De ce parcours mouvementé et houleux, beaucoup de traces dans sa poésie. Mais des traces transcendées, à la fois franches, voilées et épurées, où le verbe du poète reste, sans nul doute, une véritable illustration et défense d’une terre, d’un peuple, d’une culture, en même temps qu’une inventive entreprise de création littéraire. Une œuvre hantée - les pages de Ne t’excuse pas le prouvent bien - par une seule idée, une seule référence, un seul corps : la Palestine. Mais aussi le désarroi, les errances de l’exil et la solitude qui se joignent aux sentiments d’apaisement, de rêve et d’aspiration à la reprise des droits spoliés. La blessure de l’enfance, le choc d’une demeure qui a volé comme éclats de verre et la peur de l’incertitude sont ineffaçables de la mémoire de l’adulte qui a gardé intacte toute la douloureuse sensibilité d’une enfance traumatisée. De quoi parle ce poète, voyageur des mots et figure de proue de la modernité arabe, dans ces cinquante poèmes à la rime libre et à l’inspiration délibérément vagabonde ? Tout en ne négligeant jamais la dimension politique dans son dire, Mahmoud Darwich, comme tous les poètes du monde, alchimiste des grands raccourcis et des images retentissantes, sur fond de musique venue du pays du Christ, chante les nuages, les arbres (surtout l’olivier), le vent, une mère tendrement aimée, le regard d’une femme, le parfum et la couleur d’une terre où coule injustement le sang des innocents. Il sait parfaitement, lui qui « a la sagesse du condamné à mort et qui ne possède rien pour être possédé », qu’il «appartient à la route, aux jardins de l’exil ». Il est de ceux qui « voyagent portant leurs cercueils emplis des objets de l’absence : une carte d’identité et une lettre d’amour pour une femme à l’adresse inconnue. »

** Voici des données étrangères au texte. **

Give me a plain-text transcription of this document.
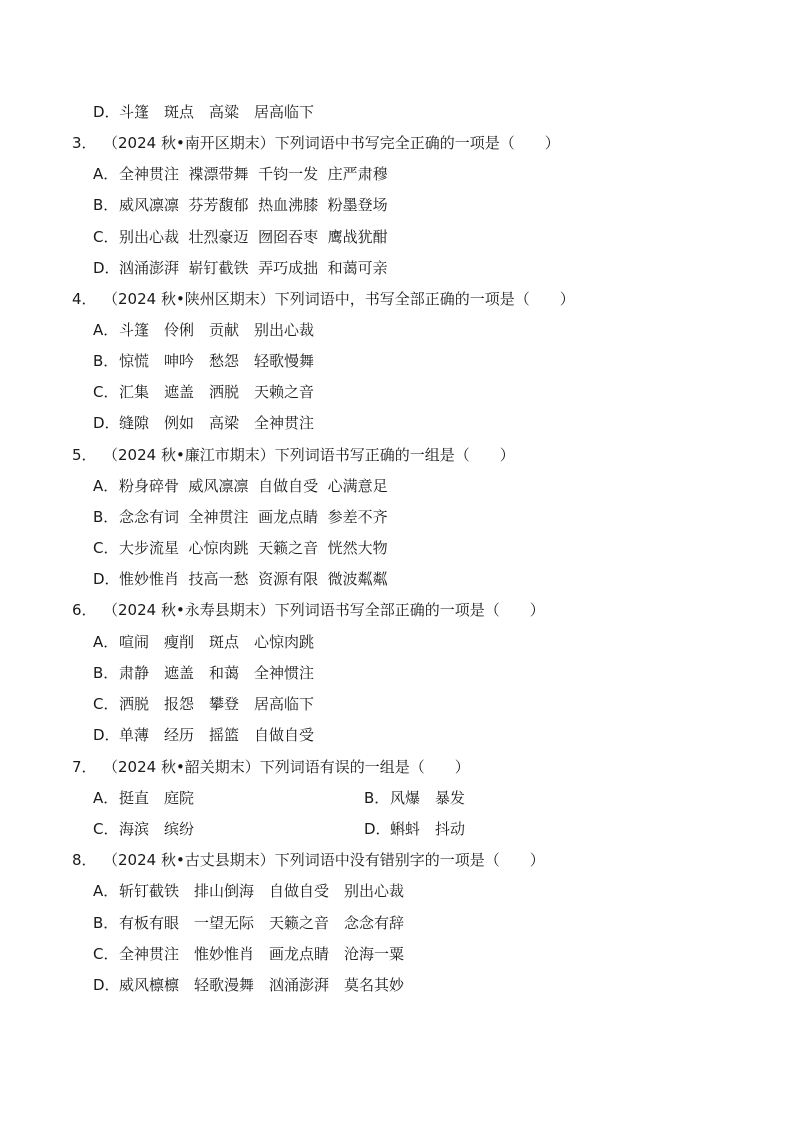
D． 斗篷　斑点　高粱　居高临下
3． （2024 秋•南开区期末）下列词语中书写完全正确的一项是（　　）
A． 全神贯注  褋漂带舞  千钧一发  庄严肃穆
B． 威风凛凛  芬芳馥郁  热血沸膝  粉墨登场
C． 别出心裁  壮烈豪迈  囫囵吞枣  鹰战犹酣
D． 汹涌澎湃  崭钉截铁  弄巧成拙  和蔼可亲
4． （2024 秋•陕州区期末）下列词语中，书写全部正确的一项是（　　）
A． 斗篷　伶俐　贡献　别出心裁
B． 惊慌　呻吟　愁怨　轻歌慢舞
C． 汇集　遮盖　洒脱　天赖之音
D． 缝隙　例如　高梁　全神贯注
5． （2024 秋•廉江市期末）下列词语书写正确的一组是（　　）
A． 粉身碎骨  威风凛凛  自做自受  心满意足
B． 念念有词  全神贯注  画龙点睛  参差不齐
C． 大步流星  心惊肉跳  天籁之音  恍然大物
D． 惟妙惟肖  技高一愁  资源有限  微波粼粼
6． （2024 秋•永寿县期末）下列词语书写全部正确的一项是（　　）
A． 喧闹　瘦削　斑点　心惊肉跳
B． 肃静　遮盖　和蔼　全神惯注
C． 洒脱　报怨　攀登　居高临下
D． 单薄　经历　摇篮　自做自受
7． （2024 秋•韶关期末）下列词语有误的一组是（　　）
A． 挺直　庭院	B． 风爆　暴发
C． 海滨　缤纷	D． 蝌蚪　抖动
8． （2024 秋•古丈县期末）下列词语中没有错别字的一项是（　　）
A． 斩钉截铁　排山倒海　自做自受　别出心裁
B． 有板有眼　一望无际　天籁之音　念念有辞
C． 全神贯注　惟妙惟肖　画龙点睛　沧海一粟
D． 威风檩檩　轻歌漫舞　汹涌澎湃　莫名其妙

Devant « les colombes qui font la sieste dans un char » et la beauté « des seins de soie », un homme qui « a commandé à son cœur patience » et qui sait « que sa vie est un fardeau pour l’historien », parle aussi souvent de poésie. Il en parle en virtuose des mots, des sensations et des impressions. En conclusion, voilà ce qu’il en dit, entre simplicité et humilité :

« La poésie, mon ami,
est cette nostalgie inexplicable
qui fait d’une chose un spectre et
d’un spectre une chose.
Mais elle pourrait aussi
Expliquer notre besoin de partager la                beauté... »

 
 
 
BIBLIOGRAPHIE
Ne t’excuse pas de Mahmoud Darwich, Actes Sud, 133 p.